Les agissements de l'étude Mossack Fonseca ont été révélés en 2016 par une enquête, connue sous le nom de "Panama Papers", menée par le Consortium international de journalistes d'investigation (CIJI).

Basée sur la fuite de 11,5 millions de documents provenant de l'étude Mossack Fonseca, elle a révélé que des chefs d'Etat et de gouvernement, des responsables politiques de premier plan et des personnalités de la finance, du sport et du monde artistique ont caché à leurs services fiscaux des propriétés, des entreprises, des capitaux et des bénéfices.

Parmi les personnalités mentionnées figurent, parmi beaucoup d'autres, les anciens chefs de gouvernement d'Islande Sigmundur David Gunnlaugsson, du Pakistan Nawaz Sharif et du Royaume-Uni David Cameron, l'ancien président argentin Mauricio Macri, ainsi que la star du football Lionel Messi et le cinéaste espagnol Pedro Almodovar.

- Paradis fiscaux -

Le scandale a entraîné la fermeture du cabinet Mossack Fonseca et l'image du petit pays d'Amérique centrale s'en est trouvée gravement affectée. Le Panama figure ainsi sur la liste noire des paradis fiscaux établie par l'Union européenne.

Certaines dispositions de la législation du Panama contre le blanchiment d'argent n'étaient pas encore en place lorsque l'affaire a éclaté, ce qui pourrait rendre les condamnations plus difficiles.

Au Panama, le délit d'évasion fiscale n'est punissable que depuis 2019 et pour des montants supérieurs à 300.000 dollars par an. Auparavant, l'évasion fiscale n'était pas considérée comme un délit, mais comme une simple infraction administrative.

"Le noeud du problème est de savoir si un crime a été commis ou non au Panama selon les règles de l'époque", souligne auprès de l'AFP Carlos Barsallo, ancien président de la section panaméenne de l'association anticorruption Transparency International.

La Cour suprême a exonéré en 2021 une employée de Mossack Fonseca, estimant que ses actions à l'époque ne constituaient pas un délit, rappelle-t-il.
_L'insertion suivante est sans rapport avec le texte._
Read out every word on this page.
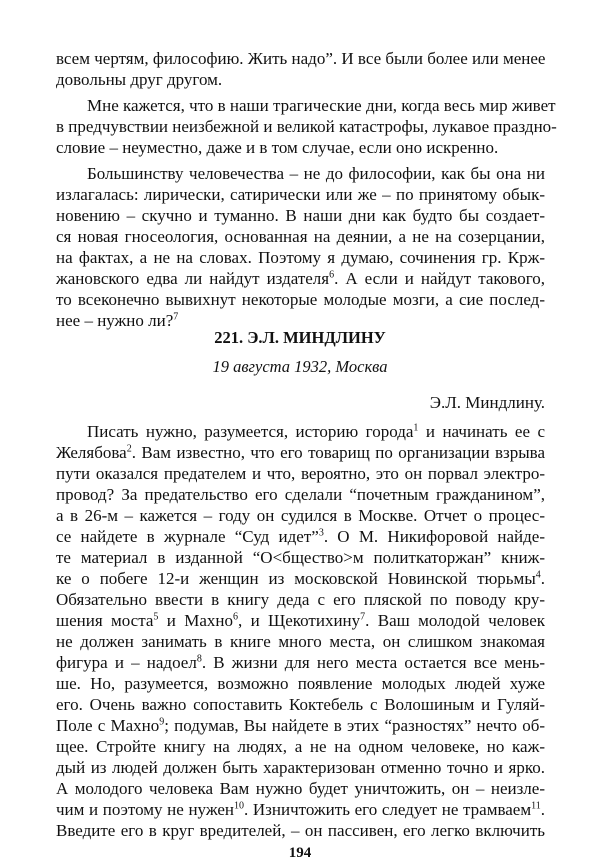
всем чертям, философию. Жить надо”. И все были более или менее
довольны друг другом.
Мне кажется, что в наши трагические дни, когда весь мир живет
в предчувствии неизбежной и великой катастрофы, лукавое праздно-
словие – неуместно, даже и в том случае, если оно искренно.
Большинству человечества – не до философии, как бы она ни
излагалась: лирически, сатирически или же – по принятому обык-
новению – скучно и туманно. В наши дни как будто бы создает-
ся новая гносеология, основанная на деянии, а не на созерцании,
на фактах, а не на словах. Поэтому я думаю, сочинения гр. Крж-
жановского едва ли найдут издателя$^6$. А если и найдут такового,
то всеконечно вывихнут некоторые молодые мозги, а сие послед-
нее – нужно ли?$^7$
221. Э.Л. МИНДЛИНУ
19 августа 1932, Москва
Э.Л. Миндлину.
Писать нужно, разумеется, историю города$^1$ и начинать ее с
Желябова$^2$. Вам известно, что его товарищ по организации взрыва
пути оказался предателем и что, вероятно, это он порвал электро-
провод? За предательство его сделали “почетным гражданином”,
а в 26-м – кажется – году он судился в Москве. Отчет о процес-
се найдете в журнале “Суд идет”$^3$. О М. Никифоровой найде-
те материал в изданной “О<бщество>м политкаторжан” книж-
ке о побеге 12-и женщин из московской Новинской тюрьмы$^4$.
Обязательно ввести в книгу деда с его пляской по поводу кру-
шения моста$^5$ и Махно$^6$, и Щекотихину$^7$. Ваш молодой человек
не должен занимать в книге много места, он слишком знакомая
фигура и – надоел$^8$. В жизни для него места остается все мень-
ше. Но, разумеется, возможно появление молодых людей хуже
его. Очень важно сопоставить Коктебель с Волошиным и Гуляй-
Поле с Махно$^9$; подумав, Вы найдете в этих “разностях” нечто об-
щее. Стройте книгу на людях, а не на одном человеке, но каж-
дый из людей должен быть характеризован отменно точно и ярко.
А молодого человека Вам нужно будет уничтожить, он – неизле-
чим и поэтому не нужен$^{10}$. Изничтожить его следует не трамваем$^{11}$.
Введите его в круг вредителей, – он пассивен, его легко включить
194
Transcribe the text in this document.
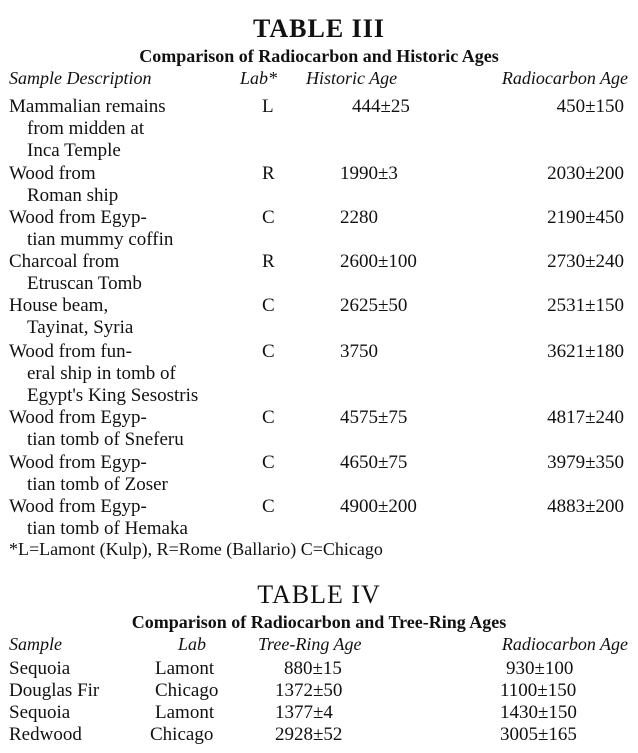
TABLE III
Comparison of Radiocarbon and Historic Ages
Sample Description	Lab* Historic Age	Radiocarbon Age
Mammalian remains
from midden at
Inca Temple
L	444±25	450±150
Wood from
Roman ship
R	1990±3	2030±200
Wood from Egyp-
tian mummy coffin
C	2280	2190±450
Charcoal from
Etruscan Tomb
R	2600±100	2730±240
House beam,
Tayinat, Syria
C	2625±50	2531±150
Wood from fun-
eral ship in tomb of
Egypt's King Sesostris
C	3750	3621±180
Wood from Egyp-
tian tomb of Sneferu
C	4575±75	4817±240
Wood from Egyp-
tian tomb of Zoser
C	4650±75	3979±350
Wood from Egyp-
tian tomb of Hemaka
C	4900±200	4883±200
*L=Lamont (Kulp), R=Rome (Ballario) C=Chicago
TABLE IV
Comparison of Radiocarbon and Tree-Ring Ages
Sample	Lab	Tree-Ring Age	Radiocarbon Age
Sequoia	Lamont	880±15	930±100
Douglas Fir	Chicago	1372±50	1100±150
Sequoia	Lamont	1377±4	1430±150
Redwood	Chicago	2928±52	3005±165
Les réformes entreprises par le Panama à la suite du scandale lui ont toutefois permis en 2023 d'être retiré de la "liste grise" de l'organisme de lutte anti-blanchiment Gafi.

"Huit ans après, des changements sont en cours, mais des actions supplémentaires sont également nécessaires", a estimé auprès de l'AFP Olga de Obaldia, directrice exécutive de Transparency International au Panama.

En juin 2023, une peine pouvant aller jusqu'à 12 années de prison a été requise contre les fondateurs du cabinet d'avocats dans l'affaire dite "Lava Jato" pour blanchiment d'argent en relation avec des entreprises brésiliennes de BTP, dont le géant Odebrecht.

Le jugement n'a pas encore été rendu public dans cette affaire indépendante du scandale des "Panama Papers", qui a mis en lumière les pots-de-vin versés par des entreprises de construction brésiliennes à des responsables de plusieurs pays d'Amérique latine pour obtenir des marchés publics entre 2005 et 2014.